町並みはどんなに美しくても、今の私には仕事がある。
パンを売ったり追加で作ったり……忙しい!そんな中、とてもみすぼらしい少女がパンを買いに来た。



「あぁアシェンプテル……いらっしゃい。外は寒かっただろう?ちょっと温まっていきな。」



母さんがとても優しく、少女に声を掛けた。
暖炉の近くに椅子を置いておいでおいでしている。



「いつもありがとうノラおばさん。」



綺麗な瞳に、可愛らしい笑顔。
ってちょっとまって……?
アシェンプテルって、灰かぶり……シンデレラのことよね!?

 

(私、あの童話の世界に入っている!!?)



ただ読んで寝ちゃっただけなのに。
夢……せめて夢であってほしいけど、夢にしてはリアルすぎる。



「リナ、こんにちは。」



アシェンプテルは私に向かって話しかけてきた。



「こんにちは、アシェンプテル……。これ、私が作ったパンの試作品なの。良かったら食べていって!」



「うわあ……とても美味しそう、ありがとうリナ!」



そう言いながらとても美味しそうに、幸せそうにアシェンプテル……シンデレラは私の作ったパンを食べ、買い物を済ませて帰っていった。

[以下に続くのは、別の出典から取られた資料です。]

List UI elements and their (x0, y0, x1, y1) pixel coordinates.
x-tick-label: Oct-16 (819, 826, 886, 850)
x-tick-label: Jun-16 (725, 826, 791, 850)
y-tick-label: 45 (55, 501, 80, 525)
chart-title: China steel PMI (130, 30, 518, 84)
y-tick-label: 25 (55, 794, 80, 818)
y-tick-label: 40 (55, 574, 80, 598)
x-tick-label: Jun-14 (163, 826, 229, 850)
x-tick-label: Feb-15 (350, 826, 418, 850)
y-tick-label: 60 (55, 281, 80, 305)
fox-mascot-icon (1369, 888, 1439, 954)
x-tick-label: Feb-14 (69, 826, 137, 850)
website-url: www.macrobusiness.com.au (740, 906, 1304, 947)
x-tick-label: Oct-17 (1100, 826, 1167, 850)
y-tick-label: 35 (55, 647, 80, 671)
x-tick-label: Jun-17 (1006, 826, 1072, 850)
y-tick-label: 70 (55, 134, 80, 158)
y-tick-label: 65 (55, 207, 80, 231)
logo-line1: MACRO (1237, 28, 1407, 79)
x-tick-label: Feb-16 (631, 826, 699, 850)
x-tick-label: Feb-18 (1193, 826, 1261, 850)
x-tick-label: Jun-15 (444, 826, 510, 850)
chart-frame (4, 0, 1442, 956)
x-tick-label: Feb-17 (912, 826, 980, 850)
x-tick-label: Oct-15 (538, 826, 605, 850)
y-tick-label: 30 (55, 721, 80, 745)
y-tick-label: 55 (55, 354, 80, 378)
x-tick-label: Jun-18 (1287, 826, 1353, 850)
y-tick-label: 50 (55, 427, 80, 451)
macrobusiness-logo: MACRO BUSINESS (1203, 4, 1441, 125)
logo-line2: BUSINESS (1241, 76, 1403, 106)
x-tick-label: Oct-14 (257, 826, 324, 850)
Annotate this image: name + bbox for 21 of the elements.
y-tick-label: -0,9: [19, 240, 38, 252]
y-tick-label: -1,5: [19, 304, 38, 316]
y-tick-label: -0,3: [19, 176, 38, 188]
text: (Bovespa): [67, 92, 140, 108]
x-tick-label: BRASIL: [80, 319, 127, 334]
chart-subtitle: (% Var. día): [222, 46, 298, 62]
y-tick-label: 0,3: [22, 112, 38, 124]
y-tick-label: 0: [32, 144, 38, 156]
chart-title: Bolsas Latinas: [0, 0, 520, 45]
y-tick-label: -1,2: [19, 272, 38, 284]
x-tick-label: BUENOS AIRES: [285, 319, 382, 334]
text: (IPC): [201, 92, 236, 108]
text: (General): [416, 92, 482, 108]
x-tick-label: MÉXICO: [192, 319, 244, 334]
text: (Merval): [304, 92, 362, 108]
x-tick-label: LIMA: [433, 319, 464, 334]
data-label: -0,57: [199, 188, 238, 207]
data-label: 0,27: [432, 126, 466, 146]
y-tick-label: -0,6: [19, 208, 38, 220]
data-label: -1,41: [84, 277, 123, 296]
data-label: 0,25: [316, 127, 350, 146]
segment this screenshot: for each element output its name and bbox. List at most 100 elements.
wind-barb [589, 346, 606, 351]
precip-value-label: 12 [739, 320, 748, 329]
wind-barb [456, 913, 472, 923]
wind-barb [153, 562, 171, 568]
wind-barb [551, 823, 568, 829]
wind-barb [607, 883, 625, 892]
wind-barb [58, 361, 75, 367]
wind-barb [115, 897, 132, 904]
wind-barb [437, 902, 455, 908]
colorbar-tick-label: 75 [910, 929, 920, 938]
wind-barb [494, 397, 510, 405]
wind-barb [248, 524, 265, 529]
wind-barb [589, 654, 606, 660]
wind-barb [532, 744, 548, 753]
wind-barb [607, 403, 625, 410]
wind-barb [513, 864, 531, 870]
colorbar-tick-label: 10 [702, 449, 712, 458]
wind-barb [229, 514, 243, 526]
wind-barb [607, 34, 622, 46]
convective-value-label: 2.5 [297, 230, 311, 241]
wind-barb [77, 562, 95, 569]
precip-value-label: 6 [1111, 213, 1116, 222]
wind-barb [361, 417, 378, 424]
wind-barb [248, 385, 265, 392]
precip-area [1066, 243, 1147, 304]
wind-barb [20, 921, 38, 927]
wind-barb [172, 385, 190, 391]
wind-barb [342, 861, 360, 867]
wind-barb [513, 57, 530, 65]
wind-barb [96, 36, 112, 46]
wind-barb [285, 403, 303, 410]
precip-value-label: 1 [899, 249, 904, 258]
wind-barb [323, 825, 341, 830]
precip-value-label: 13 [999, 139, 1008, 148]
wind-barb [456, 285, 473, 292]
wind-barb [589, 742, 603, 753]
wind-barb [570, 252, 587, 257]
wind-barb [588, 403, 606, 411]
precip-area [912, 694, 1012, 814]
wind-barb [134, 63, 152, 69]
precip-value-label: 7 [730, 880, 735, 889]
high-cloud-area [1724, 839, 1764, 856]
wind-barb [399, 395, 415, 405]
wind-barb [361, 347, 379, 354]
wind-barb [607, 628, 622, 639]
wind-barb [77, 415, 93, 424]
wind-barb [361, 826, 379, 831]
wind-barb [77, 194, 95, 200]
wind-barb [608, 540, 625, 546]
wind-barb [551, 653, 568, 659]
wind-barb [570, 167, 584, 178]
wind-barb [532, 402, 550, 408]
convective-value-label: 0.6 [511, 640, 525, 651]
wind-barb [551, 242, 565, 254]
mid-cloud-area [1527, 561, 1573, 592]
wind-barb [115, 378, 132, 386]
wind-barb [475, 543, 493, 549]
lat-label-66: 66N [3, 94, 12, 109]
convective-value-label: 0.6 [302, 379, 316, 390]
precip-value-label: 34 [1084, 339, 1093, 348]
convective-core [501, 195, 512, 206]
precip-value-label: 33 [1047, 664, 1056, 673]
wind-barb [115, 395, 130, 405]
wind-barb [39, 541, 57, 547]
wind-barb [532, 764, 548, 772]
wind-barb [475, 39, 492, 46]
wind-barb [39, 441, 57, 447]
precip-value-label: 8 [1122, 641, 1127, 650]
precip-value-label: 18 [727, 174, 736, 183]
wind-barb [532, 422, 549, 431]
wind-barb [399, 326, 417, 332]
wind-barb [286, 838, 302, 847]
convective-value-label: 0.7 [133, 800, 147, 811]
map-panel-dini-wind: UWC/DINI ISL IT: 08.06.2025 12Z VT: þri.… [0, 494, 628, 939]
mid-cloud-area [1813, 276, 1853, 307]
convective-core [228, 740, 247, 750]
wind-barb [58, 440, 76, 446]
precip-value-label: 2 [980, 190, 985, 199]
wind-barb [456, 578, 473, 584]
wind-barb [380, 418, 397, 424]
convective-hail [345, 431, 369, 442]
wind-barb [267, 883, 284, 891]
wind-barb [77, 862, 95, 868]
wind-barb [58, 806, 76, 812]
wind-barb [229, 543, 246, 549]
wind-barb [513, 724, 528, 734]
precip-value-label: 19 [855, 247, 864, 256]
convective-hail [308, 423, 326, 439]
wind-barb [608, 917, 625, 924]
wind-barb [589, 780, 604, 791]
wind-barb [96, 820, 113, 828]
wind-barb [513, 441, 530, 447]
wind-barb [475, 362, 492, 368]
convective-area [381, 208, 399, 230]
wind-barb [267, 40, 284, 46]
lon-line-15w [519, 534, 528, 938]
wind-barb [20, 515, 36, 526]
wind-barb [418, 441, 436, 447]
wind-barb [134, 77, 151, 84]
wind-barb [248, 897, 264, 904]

「可哀想になあ、奥方様が亡くなる前はあの子も幸せだったのに……。後妻がとんでもない悪魔のような女だから……。」



母さんと父さんがシンデレラを見送りながら何とかならないものかと呟いていた。



(ここは『灰かぶり』の中の世界。いまはまだお城に行く話は出ていないみたい。そして私は……シンデレラのお屋敷の近所のパン屋さん……!)



貴重、とても貴重な体験。
元の世界に戻れるのかどうかわからないけれども、本の中の世界がどうなっているのかも知りたい。
戻れないかもしれない恐怖が好奇心に負けた私は、しばらくこのままパン屋さん生活をすることにした。